Clang has a very good C++ parser and AST generator. It is also up to date with all of the c++11 and c++14 standards. Using the clang tools will be more robust and easier to maintain. Reproducible: Always
Created attachment 101353 [details] ClassImport inheritance diagram
Created attachment 101354 [details] TreeParser inheritance
Created attachment 101355 [details] CodeImportWizard sequence
Attached are some diagrams. It looks we should extend the TreeParser and the ClassImport classes with Clang equivalents. Then in the wizard we can select which parser to use. I agree with you, Ralf. I am going to start by creating some test cases. Should I just do that in my fork and send pull requests? Also, your llvmparser test case looks like what we should use to traverse the Clang AST. Those classes look like a good starting point. Is there any place I can stick these diagrams? I am a big fan of diagrams and will keep creating them for my own understanding. I'll be happy to organize them somewhere for others as well. I don't mind writing some technical documentation. Do we need to create some new Jenkins jobs for qt5? I don't see them anywhere. Comments/questions always welcome.

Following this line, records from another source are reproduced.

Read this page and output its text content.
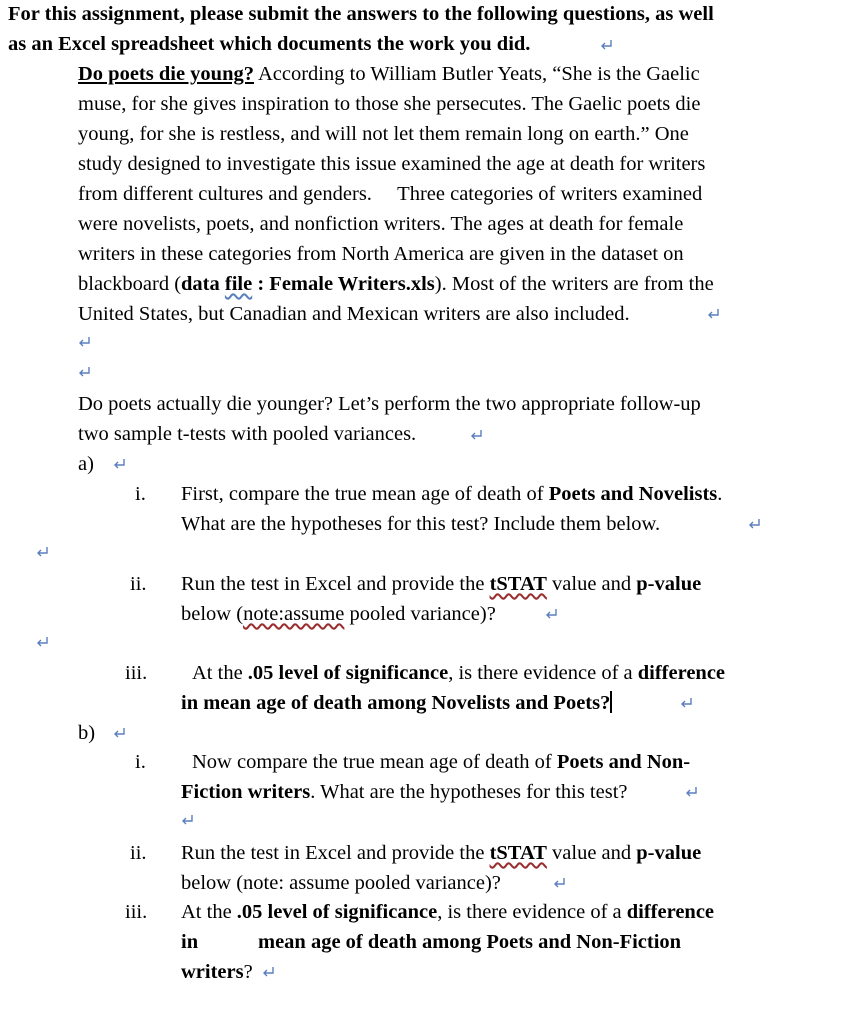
For this assignment, please submit the answers to the following questions, as well
as an Excel spreadsheet which documents the work you did.
Do poets die young? According to William Butler Yeats, “She is the Gaelic
muse, for she gives inspiration to those she persecutes. The Gaelic poets die
young, for she is restless, and will not let them remain long on earth.” One
study designed to investigate this issue examined the age at death for writers
from different cultures and genders.     Three categories of writers examined
were novelists, poets, and nonfiction writers. The ages at death for female
writers in these categories from North America are given in the dataset on
blackboard (data file : Female Writers.xls). Most of the writers are from the
United States, but Canadian and Mexican writers are also included.
Do poets actually die younger? Let’s perform the two appropriate follow-up
two sample t-tests with pooled variances.
a)
i. First, compare the true mean age of death of Poets and Novelists.
What are the hypotheses for this test? Include them below.
ii. Run the test in Excel and provide the tSTAT value and p-value
below (note:assume pooled variance)?
iii. At the .05 level of significance, is there evidence of a difference
in mean age of death among Novelists and Poets?
b)
i. Now compare the true mean age of death of Poets and Non-
Fiction writers. What are the hypotheses for this test?
ii. Run the test in Excel and provide the tSTAT value and p-value
below (note: assume pooled variance)?
iii. At the .05 level of significance, is there evidence of a difference
in	mean age of death among Poets and Non-Fiction
writers?
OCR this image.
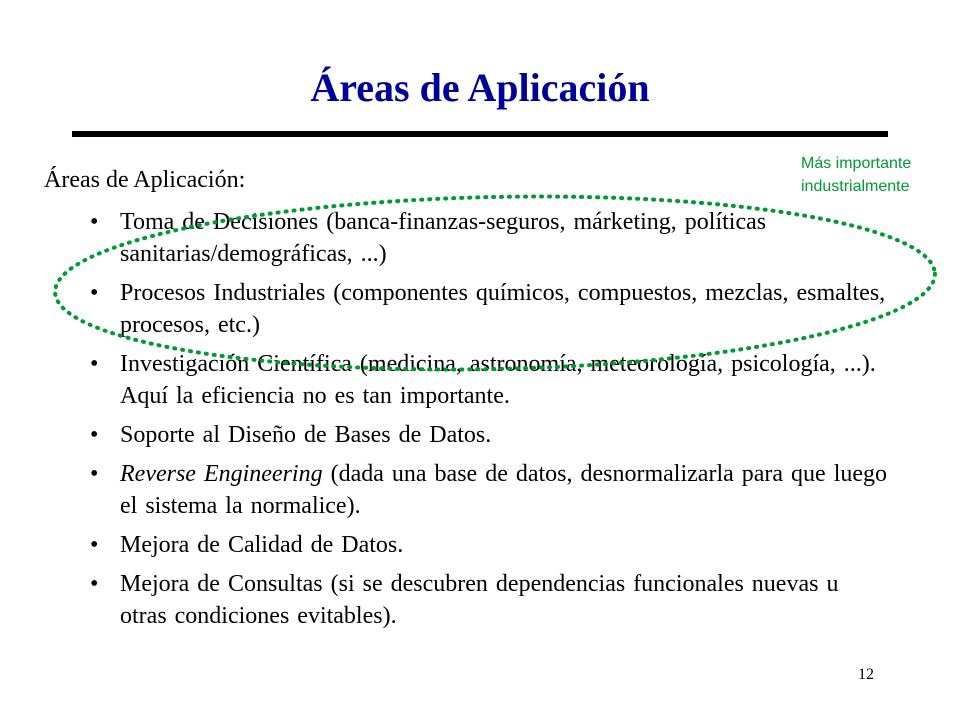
Áreas de Aplicación
Más importante
industrialmente
Áreas de Aplicación:
• Toma de Decisiones (banca-finanzas-seguros, márketing, políticas sanitarias/demográficas, ...)
• Procesos Industriales (componentes químicos, compuestos, mezclas, esmaltes, procesos, etc.)
• Investigación Científica (medicina, astronomía, meteorología, psicología, ...). Aquí la eficiencia no es tan importante.
• Soporte al Diseño de Bases de Datos.
• Reverse Engineering (dada una base de datos, desnormalizarla para que luego el sistema la normalice).
• Mejora de Calidad de Datos.
• Mejora de Consultas (si se descubren dependencias funcionales nuevas u otras condiciones evitables).
12
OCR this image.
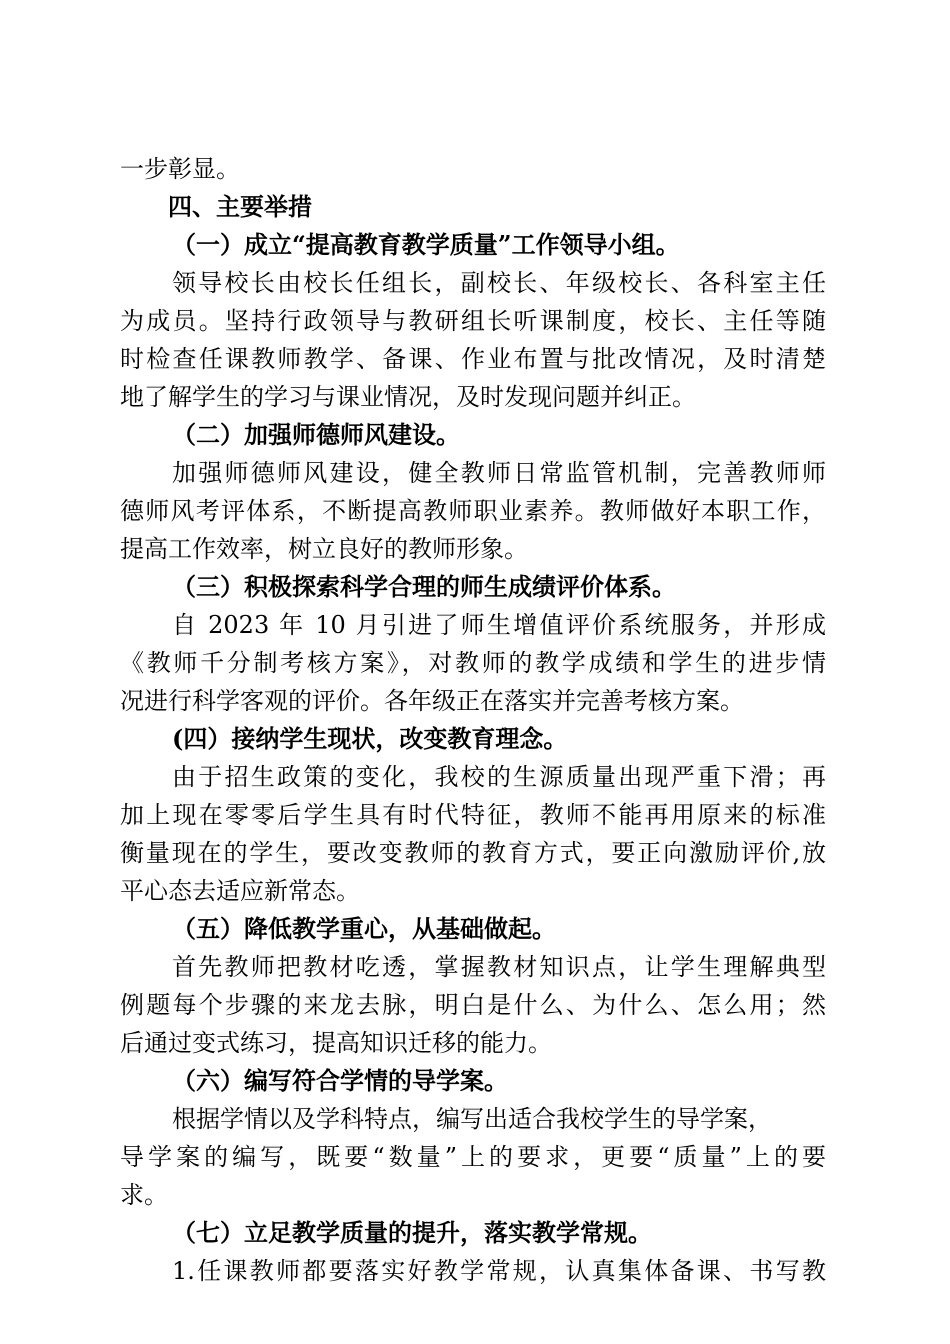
一步彰显。
四、主要举措
（一）成立“提高教育教学质量”工作领导小组。
领导校长由校长任组长，副校长、年级校长、各科室主任
为成员。坚持行政领导与教研组长听课制度，校长、主任等随
时检查任课教师教学、备课、作业布置与批改情况，及时清楚
地了解学生的学习与课业情况，及时发现问题并纠正。
（二）加强师德师风建设。
加强师德师风建设，健全教师日常监管机制，完善教师师
德师风考评体系，不断提高教师职业素养。教师做好本职工作，
提高工作效率，树立良好的教师形象。
（三）积极探索科学合理的师生成绩评价体系。
自 2023 年 10 月引进了师生增值评价系统服务，并形成
《教师千分制考核方案》，对教师的教学成绩和学生的进步情
况进行科学客观的评价。各年级正在落实并完善考核方案。
(四）接纳学生现状，改变教育理念。
由于招生政策的变化，我校的生源质量出现严重下滑；再
加上现在零零后学生具有时代特征，教师不能再用原来的标准
衡量现在的学生，要改变教师的教育方式，要正向激励评价,放
平心态去适应新常态。
（五）降低教学重心，从基础做起。
首先教师把教材吃透，掌握教材知识点，让学生理解典型
例题每个步骤的来龙去脉，明白是什么、为什么、怎么用；然
后通过变式练习，提高知识迁移的能力。
（六）编写符合学情的导学案。
根据学情以及学科特点，编写出适合我校学生的导学案，
导学案的编写，既要“数量”上的要求，更要“质量”上的要
求。
（七）立足教学质量的提升，落实教学常规。
1.任课教师都要落实好教学常规，认真集体备课、书写教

(In reply to Shawn McKenney from comment #2) > Created attachment 101354 [details] > TreeParser inheritance From the testllvmparse unit test you can see that clang provides the template class RecursiveASTVisitor for exactly that purpose. See class FindNamedClassVisitor, which already uses a subset of the provided methods like bool VisitStmt(Stmt *s) bool VisitCXXRecordDecl(CXXRecordDecl *Declaration) this may change your proposed design in this area.
(In reply to Shawn McKenney from comment #1) > Created attachment 101353 [details] > ClassImport inheritance diagram This looks good
(In reply to Shawn McKenney from comment #3) > Created attachment 101355 [details] > CodeImportWizard sequence This sequence diagram shows the state in case clang support has been finished. Until clang support is finished it is required to provide clang cpp import as alternative way to not break the current (stable) way people may depends on. This can be archived for example by adding a checkbox in umbrello setting "Use clang based c++ import" or by providing additional (context) menu entries with dedicated clang import. The related menu entries are Sourcecode->Import from Directory, Sourcecode->Import Wizard and context menu of Logical view in the tree view.
(In reply to Shawn McKenney from comment #4) > Should I just do that in my fork and send pull requests? see https://community.kde.org/Infrastructure/Github_Mirror
clang-parser is geared towards compiling and requires visibility to the header files transitively #included (all the way to the system's header files). Umbrello's C++ parser does not have this constraint; it deals with incomplete sources.